The rescue helicopter was called to the national park at around 2pm, after the crew of the motorcycle he was with at the time took the man to a nearby airstrip.

Allan said the man received first aid from members of his group to stop the bleeding.

“He was in a lot of pain and the crocodile’s teeth were punctured very deep,” he said.

“When the crocodile came out, it had another little pinch on its leg, just in case.”

Hardy said the area has a large population of freshwater crocodiles, but they typically don’t pose a threat unless frightened off by humans.

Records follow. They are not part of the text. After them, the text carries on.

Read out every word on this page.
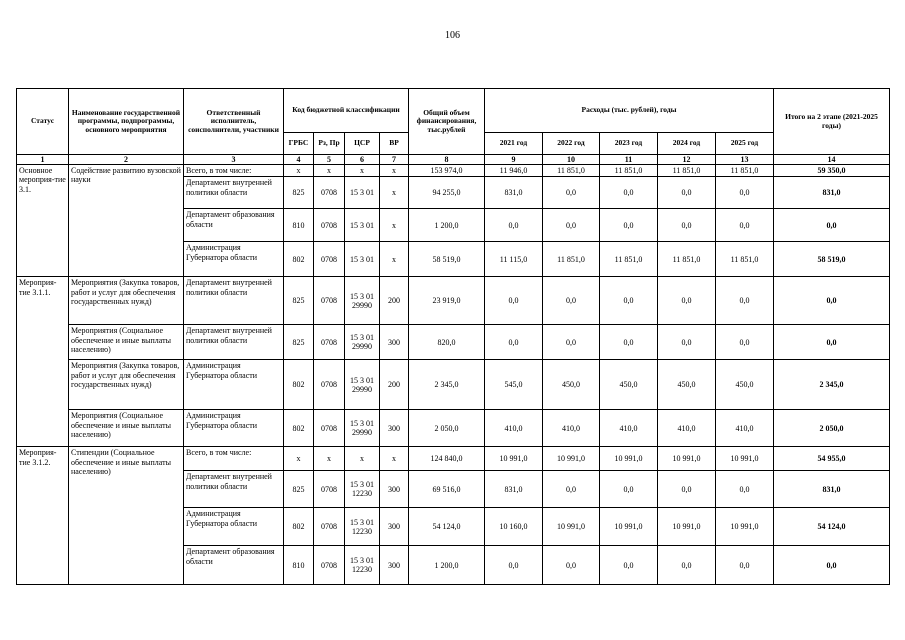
106
Статус	Наименование государственной программы, подпрограммы, основного мероприятия	Ответственный исполнитель, соисполнители, участники	Код бюджетной классификации				Общий объем финансирования, тыс.рублей	Расходы (тыс. рублей), годы					Итого на 2 этапе (2021-2025 годы)
			ГРБС	Рз, Пр	ЦСР	ВР		2021 год	2022 год	2023 год	2024 год	2025 год	
1	2	3	4	5	6	7	8	9	10	11	12	13	14
Основное мероприя-тие 3.1.	Содействие развитию вузовской науки	Всего, в том числе:	х	х	х	х	153 974,0	11 946,0	11 851,0	11 851,0	11 851,0	11 851,0	59 350,0
		Департамент внутренней политики области	825	0708	15 3 01	х	94 255,0	831,0	0,0	0,0	0,0	0,0	831,0
		Департамент образования области	810	0708	15 3 01	х	1 200,0	0,0	0,0	0,0	0,0	0,0	0,0
		Администрация Губернатора области	802	0708	15 3 01	х	58 519,0	11 115,0	11 851,0	11 851,0	11 851,0	11 851,0	58 519,0
Мероприя-тие 3.1.1.	Мероприятия (Закупка товаров, работ и услуг для обеспечения государственных нужд)	Департамент внутренней политики области	825	0708	15 3 01 29990	200	23 919,0	0,0	0,0	0,0	0,0	0,0	0,0
	Мероприятия (Социальное обеспечение и иные выплаты населению)	Департамент внутренней политики области	825	0708	15 3 01 29990	300	820,0	0,0	0,0	0,0	0,0	0,0	0,0
	Мероприятия (Закупка товаров, работ и услуг для обеспечения государственных нужд)	Администрация Губернатора области	802	0708	15 3 01 29990	200	2 345,0	545,0	450,0	450,0	450,0	450,0	2 345,0
	Мероприятия (Социальное обеспечение и иные выплаты населению)	Администрация Губернатора области	802	0708	15 3 01 29990	300	2 050,0	410,0	410,0	410,0	410,0	410,0	2 050,0
Мероприя-тие 3.1.2.	Стипендии (Социальное обеспечение и иные выплаты населению)	Всего, в том числе:	х	х	х	х	124 840,0	10 991,0	10 991,0	10 991,0	10 991,0	10 991,0	54 955,0
		Департамент внутренней политики области	825	0708	15 3 01 12230	300	69 516,0	831,0	0,0	0,0	0,0	0,0	831,0
		Администрация Губернатора области	802	0708	15 3 01 12230	300	54 124,0	10 160,0	10 991,0	10 991,0	10 991,0	10 991,0	54 124,0
		Департамент образования области	810	0708	15 3 01 12230	300	1 200,0	0,0	0,0	0,0	0,0	0,0	0,0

“They are normally quite shy, but when they are surprised, they are aggressive,” he said.

Michelle Lomo, former owner of the Adels Grove site, which is a popular tourist destination, said freshwater crocodiles often “guard themselves” but can become aggressive if they feel threatened.

“What happens is, if people get to a certain spot where the crocodile is behind the waterfall, they’re stuck back there because they don’t want to leave,” she said.

She explained that you should make a lot of noise to scare them off before entering the water.